A nurse is educating a patient with diabetes who has been prescribed insulin glargine. What information should the nurse provide about this type of insulin?,What information should be provided about insulin glargine?
- A. Insulin glargine lasts for 3 to 6 hours.
- B. Insulin glargine lasts for 18 to 24 hours.
- C. Insulin glargine lasts for 16 to 24 hours.
- D. Insulin glargine lasts for 6 to 10 hours.
Correct Answer: B,C
Rationale: The correct answer is B and C. Insulin glargine is a long-acting insulin that provides a basal level of insulin over an extended period. Option B states that it lasts for 18 to 24 hours, which is accurate as it mimics the body's natural basal insulin secretion. Option C also mentions 16 to 24 hours, which is within the range of the duration of action for insulin glargine. Option A stating 3 to 6 hours is incorrect as it does not reflect the long-acting nature of insulin glargine. Option D stating 6 to 10 hours is also incorrect as it underestimates the duration. It is important for the nurse to emphasize the prolonged action of insulin glargine to ensure proper understanding and management by the patient.
A nurse is caring for a patient who is 9 days postoperative following a total laryngectomy. The nurse removes the patient's NG tube and initiates oral feedings. Which of the following statements should the nurse make? Which statement should the nurse make post-laryngectomy?
- A. You should have no trouble swallowing fluids.
- B. It is no longer possible for you to choke on or aspirate food.
- C. I will add a thickener to your liquids to prevent aspiration.
- D. Tuck your chin when you swallow so you won't choke.
Correct Answer: D
Rationale: The correct answer is D: "Tuck your chin when you swallow so you won't choke." After a laryngectomy, patients have altered anatomy that can affect swallowing. Tucking the chin helps close off the airway during swallowing, reducing the risk of choking. This technique directs the food towards the esophagus instead of the trachea, minimizing the risk of aspiration. Choices A, B, and C are incorrect because they do not address the specific swallowing precautions needed post-laryngectomy. Choice A assumes normal swallowing function, which may not be the case. Choice B is inaccurate as aspiration can still occur post-laryngectomy. Choice C is not specific to the patient's individual needs and may not be necessary.

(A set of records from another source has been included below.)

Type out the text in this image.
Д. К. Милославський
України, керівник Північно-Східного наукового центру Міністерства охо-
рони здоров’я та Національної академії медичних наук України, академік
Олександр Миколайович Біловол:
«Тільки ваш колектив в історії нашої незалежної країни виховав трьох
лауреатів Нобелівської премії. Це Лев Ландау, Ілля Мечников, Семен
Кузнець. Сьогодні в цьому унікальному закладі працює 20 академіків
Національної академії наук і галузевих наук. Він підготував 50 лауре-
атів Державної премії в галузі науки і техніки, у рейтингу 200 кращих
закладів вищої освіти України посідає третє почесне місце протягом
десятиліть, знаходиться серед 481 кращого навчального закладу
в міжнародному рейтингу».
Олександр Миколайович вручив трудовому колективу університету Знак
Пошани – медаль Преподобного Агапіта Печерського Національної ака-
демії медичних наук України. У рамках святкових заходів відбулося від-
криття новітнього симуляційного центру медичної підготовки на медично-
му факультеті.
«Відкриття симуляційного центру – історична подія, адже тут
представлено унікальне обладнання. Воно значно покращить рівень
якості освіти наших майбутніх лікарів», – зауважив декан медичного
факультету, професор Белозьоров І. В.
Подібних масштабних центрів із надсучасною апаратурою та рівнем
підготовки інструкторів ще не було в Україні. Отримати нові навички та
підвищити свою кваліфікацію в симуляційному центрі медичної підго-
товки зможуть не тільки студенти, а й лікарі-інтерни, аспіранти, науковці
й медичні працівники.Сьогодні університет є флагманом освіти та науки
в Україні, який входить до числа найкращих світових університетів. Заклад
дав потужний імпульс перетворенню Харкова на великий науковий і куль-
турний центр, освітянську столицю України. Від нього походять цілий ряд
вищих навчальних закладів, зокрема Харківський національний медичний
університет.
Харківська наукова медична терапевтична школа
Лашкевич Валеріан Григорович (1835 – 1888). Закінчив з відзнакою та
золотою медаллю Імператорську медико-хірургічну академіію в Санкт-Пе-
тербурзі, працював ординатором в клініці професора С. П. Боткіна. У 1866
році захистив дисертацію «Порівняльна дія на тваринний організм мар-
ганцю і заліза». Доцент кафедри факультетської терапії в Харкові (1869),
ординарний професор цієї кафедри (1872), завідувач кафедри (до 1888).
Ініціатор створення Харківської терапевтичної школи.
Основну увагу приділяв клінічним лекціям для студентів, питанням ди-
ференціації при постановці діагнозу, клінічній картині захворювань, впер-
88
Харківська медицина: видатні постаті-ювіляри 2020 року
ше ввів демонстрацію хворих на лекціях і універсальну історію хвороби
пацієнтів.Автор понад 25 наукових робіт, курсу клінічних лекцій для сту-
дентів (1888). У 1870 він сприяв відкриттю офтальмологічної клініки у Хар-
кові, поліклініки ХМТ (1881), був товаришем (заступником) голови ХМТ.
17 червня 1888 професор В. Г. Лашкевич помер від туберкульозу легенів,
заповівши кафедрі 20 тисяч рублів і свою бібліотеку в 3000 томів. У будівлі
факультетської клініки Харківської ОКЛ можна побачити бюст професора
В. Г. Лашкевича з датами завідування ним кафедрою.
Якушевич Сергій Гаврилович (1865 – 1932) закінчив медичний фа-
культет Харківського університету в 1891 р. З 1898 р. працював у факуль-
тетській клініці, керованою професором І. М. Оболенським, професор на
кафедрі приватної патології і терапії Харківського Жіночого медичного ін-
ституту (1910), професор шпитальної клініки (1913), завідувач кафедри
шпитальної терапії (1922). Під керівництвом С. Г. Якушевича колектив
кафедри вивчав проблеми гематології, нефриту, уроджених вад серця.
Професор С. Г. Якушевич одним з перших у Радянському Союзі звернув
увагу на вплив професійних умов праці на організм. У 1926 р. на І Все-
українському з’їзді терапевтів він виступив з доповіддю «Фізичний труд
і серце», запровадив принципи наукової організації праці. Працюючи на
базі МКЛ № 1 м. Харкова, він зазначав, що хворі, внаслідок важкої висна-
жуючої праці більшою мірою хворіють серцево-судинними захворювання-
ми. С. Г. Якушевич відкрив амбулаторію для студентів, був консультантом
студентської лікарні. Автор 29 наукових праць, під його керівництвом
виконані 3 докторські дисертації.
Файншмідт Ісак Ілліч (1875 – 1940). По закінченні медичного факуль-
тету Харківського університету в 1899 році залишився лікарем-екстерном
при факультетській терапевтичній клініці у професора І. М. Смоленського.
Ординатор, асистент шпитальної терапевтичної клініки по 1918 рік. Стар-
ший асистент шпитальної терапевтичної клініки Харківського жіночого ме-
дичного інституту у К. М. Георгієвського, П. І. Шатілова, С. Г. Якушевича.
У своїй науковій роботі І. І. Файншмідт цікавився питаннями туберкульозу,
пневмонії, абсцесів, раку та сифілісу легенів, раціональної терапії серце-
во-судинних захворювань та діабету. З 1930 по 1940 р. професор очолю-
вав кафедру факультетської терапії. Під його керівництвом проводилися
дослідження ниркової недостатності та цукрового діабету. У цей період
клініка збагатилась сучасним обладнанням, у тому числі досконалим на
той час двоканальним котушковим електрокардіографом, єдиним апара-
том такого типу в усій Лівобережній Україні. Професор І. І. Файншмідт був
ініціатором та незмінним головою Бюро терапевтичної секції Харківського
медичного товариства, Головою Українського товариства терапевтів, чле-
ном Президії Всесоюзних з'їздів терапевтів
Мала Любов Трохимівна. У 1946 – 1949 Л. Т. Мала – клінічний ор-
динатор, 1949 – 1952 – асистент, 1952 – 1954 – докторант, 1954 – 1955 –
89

A nurse is caring for a patient who is postoperative following a thyroidectomy. Which of the following findings should the nurse monitor for? Which finding should the nurse monitor post-thyroidectomy?
- A. Hypotension
- B. Tachycardia
- C. Hyperglycemia
- D. Bradypnea
Correct Answer: B
Rationale: The correct answer is B: Tachycardia. Following a thyroidectomy, the nurse should monitor for tachycardia due to the risk of thyroid storm, which can cause increased heart rate. Hypotension (A) is less common post-thyroidectomy. Hyperglycemia (C) is not a typical finding post-thyroidectomy. Bradypnea (D) is not expected, as respiratory rate should be monitored for signs of airway obstruction.